Tasmania is fortunate to have four distinct seasons. This is one of the reasons many people come to visit. They are curious to experience a true cosy winter, a spring full of blooms, a summer where the days linger, and an autumn bursting with colour.

Winter is the time to cuddle around a log fire, drink pinot, indulge in beachfront storm watching or visit pristine alpine national parks. It’s when locals celebrate dark festivals (Dark MOFO) and take part in pagan rituals (Huon Valley Mid-Winter Festival). Hear people sing (Festival of Voices), eat chocolate (Chocolate Winterfest) and embark on a warming whisky tour. Winter in Tasmania is the place to be.

Spring is when you can tip-toe amongst the tulips (Tulip Festival) and stop to smell the roses. The days begin to get longer, the nights are still crisp. An explosion of trout and other fish fill the highland lakes and rivers. Blossoms are blooming in the renowned historic houses and wildflowers flourish on the many hikes around the island. It’s a beautiful time to visit.

The days are long in summer. The sunset lingers, allowing you more time to enjoy the magic of Tassie. It’s festival season. From north to south, east to west, everyone comes out to play. Don’t miss Festivale in Launceston and Taste of Tasmania in Hobart. Sip on bubbles as you cheer on the yachts to the finish line during the annual Sydney to Hobart race. Summer is all about fun and frivolity.

Autumn in Tasmania is a palette of beautiful colours. With calm sunny days and cool evenings, it is one of the best touring seasons and a brilliant period to hike. It’s also the time to sample the fresh Tasmanian produce at Agfest. Visit vineyards to see the vines change colour while sipping on a pinot. It’s a glorious sight. The Ten Days on the Island arts festival adds extra colour across the island every second year.

Maybe you’ll want to share it on social

There are 50 free Wi-Fi hotspots around Tassie. You’ll get 30 min of free Wi-Fi for each device, at each network location, each day. Instagram it! For free hotspot locations, visit freewifi.tas.gov.au.


Tasmania is an island at the edge of the world. It is the last stop before Antarctica. Because Tassie sits beside the Southern Ocean, the world’s weather engine, the climate can vary greatly on any given day. Expect four seasons in one day.

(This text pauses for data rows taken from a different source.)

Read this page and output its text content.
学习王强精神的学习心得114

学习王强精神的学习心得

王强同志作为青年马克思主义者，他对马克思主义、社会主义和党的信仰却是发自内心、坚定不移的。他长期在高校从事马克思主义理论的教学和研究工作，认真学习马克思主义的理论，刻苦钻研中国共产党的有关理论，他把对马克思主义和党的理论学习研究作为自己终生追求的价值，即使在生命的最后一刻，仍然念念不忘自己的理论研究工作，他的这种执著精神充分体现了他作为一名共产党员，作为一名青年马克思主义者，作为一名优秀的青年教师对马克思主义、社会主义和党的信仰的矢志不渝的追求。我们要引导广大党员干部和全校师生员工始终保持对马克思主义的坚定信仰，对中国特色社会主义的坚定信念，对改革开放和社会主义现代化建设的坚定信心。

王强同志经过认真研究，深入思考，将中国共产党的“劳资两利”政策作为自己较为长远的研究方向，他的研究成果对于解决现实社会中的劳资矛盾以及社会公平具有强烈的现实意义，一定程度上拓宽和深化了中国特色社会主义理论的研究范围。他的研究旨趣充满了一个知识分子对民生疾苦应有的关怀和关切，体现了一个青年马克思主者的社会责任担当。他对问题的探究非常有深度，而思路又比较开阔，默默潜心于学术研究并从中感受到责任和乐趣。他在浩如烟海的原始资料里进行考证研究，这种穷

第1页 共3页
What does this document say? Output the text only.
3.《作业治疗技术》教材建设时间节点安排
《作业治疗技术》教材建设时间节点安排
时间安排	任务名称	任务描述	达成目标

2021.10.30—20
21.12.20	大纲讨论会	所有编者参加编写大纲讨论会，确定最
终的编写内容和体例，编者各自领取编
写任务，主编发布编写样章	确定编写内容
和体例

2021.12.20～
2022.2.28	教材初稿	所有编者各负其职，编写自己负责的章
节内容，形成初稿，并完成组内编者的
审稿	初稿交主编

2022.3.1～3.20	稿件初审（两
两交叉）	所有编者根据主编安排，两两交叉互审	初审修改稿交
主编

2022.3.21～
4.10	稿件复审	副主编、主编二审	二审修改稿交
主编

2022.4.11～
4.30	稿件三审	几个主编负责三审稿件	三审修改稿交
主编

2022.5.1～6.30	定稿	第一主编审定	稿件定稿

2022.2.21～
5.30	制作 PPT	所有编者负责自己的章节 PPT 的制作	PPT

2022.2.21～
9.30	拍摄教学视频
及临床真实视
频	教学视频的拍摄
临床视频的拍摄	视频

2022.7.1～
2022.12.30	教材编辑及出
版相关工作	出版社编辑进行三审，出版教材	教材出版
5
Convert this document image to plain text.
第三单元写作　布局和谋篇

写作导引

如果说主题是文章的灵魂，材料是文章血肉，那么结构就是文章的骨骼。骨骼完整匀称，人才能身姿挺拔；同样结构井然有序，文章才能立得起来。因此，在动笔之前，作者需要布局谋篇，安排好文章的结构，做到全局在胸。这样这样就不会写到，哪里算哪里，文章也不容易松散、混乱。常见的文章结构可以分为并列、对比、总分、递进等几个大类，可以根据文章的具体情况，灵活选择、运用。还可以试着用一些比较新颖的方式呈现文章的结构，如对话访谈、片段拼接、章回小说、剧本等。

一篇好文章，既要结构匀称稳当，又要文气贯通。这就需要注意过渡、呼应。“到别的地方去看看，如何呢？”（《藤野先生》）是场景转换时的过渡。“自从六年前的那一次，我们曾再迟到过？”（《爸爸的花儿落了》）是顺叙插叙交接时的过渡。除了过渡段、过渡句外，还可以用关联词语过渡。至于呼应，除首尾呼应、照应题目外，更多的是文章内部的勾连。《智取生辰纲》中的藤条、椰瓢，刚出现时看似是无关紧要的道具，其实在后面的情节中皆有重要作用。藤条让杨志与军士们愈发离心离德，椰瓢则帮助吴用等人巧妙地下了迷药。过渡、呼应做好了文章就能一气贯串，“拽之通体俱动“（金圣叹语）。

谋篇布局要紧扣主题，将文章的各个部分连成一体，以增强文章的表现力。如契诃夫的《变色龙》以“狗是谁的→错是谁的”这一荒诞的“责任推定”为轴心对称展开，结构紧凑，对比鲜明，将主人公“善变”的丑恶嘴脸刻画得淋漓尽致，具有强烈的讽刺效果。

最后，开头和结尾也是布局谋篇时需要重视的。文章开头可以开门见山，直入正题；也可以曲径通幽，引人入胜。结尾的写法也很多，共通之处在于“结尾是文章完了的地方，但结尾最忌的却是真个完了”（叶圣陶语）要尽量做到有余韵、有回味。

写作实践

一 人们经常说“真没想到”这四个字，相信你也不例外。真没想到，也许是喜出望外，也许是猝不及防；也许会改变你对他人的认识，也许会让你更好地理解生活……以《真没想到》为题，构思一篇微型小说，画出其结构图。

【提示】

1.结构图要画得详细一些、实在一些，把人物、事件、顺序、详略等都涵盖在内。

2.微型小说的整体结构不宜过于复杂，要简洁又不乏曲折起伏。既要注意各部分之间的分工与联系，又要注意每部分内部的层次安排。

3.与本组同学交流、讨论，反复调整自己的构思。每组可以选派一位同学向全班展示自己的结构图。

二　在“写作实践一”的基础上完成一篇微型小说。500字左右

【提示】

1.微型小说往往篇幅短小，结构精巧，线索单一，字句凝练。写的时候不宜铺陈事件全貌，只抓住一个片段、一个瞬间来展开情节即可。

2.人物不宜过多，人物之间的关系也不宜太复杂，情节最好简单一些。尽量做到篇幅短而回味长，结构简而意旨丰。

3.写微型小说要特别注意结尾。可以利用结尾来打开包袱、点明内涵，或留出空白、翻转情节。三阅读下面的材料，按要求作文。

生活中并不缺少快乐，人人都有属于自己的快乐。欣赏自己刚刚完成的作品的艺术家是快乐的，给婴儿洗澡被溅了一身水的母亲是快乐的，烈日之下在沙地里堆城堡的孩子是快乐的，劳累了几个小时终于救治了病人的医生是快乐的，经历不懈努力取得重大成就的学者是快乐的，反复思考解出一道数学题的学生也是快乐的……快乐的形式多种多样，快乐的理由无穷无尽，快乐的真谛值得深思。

Wherever you travel in Tasmania, be prepared for sudden, temporary deterioration in the weather, especially if out bushwalking. Bring a waterproof outer layer. Always carry additional warm clothing. Wear layers. And remember Billy Connolly’s saying: ‘There’s no such thing as bad weather – just bad clothing’.

Visitor Information

Need directions? Want help planning your itinerary? Look for the blue and yellow ‘i’ for helpful accredited Tasmanian Visitor Information Centres. Open seven days a week, services include free information on itinerary planning, maps and directions, booking services for accommodation and tours, attractions, events, retail outlets and local services. It’s your one stop visitor info shop!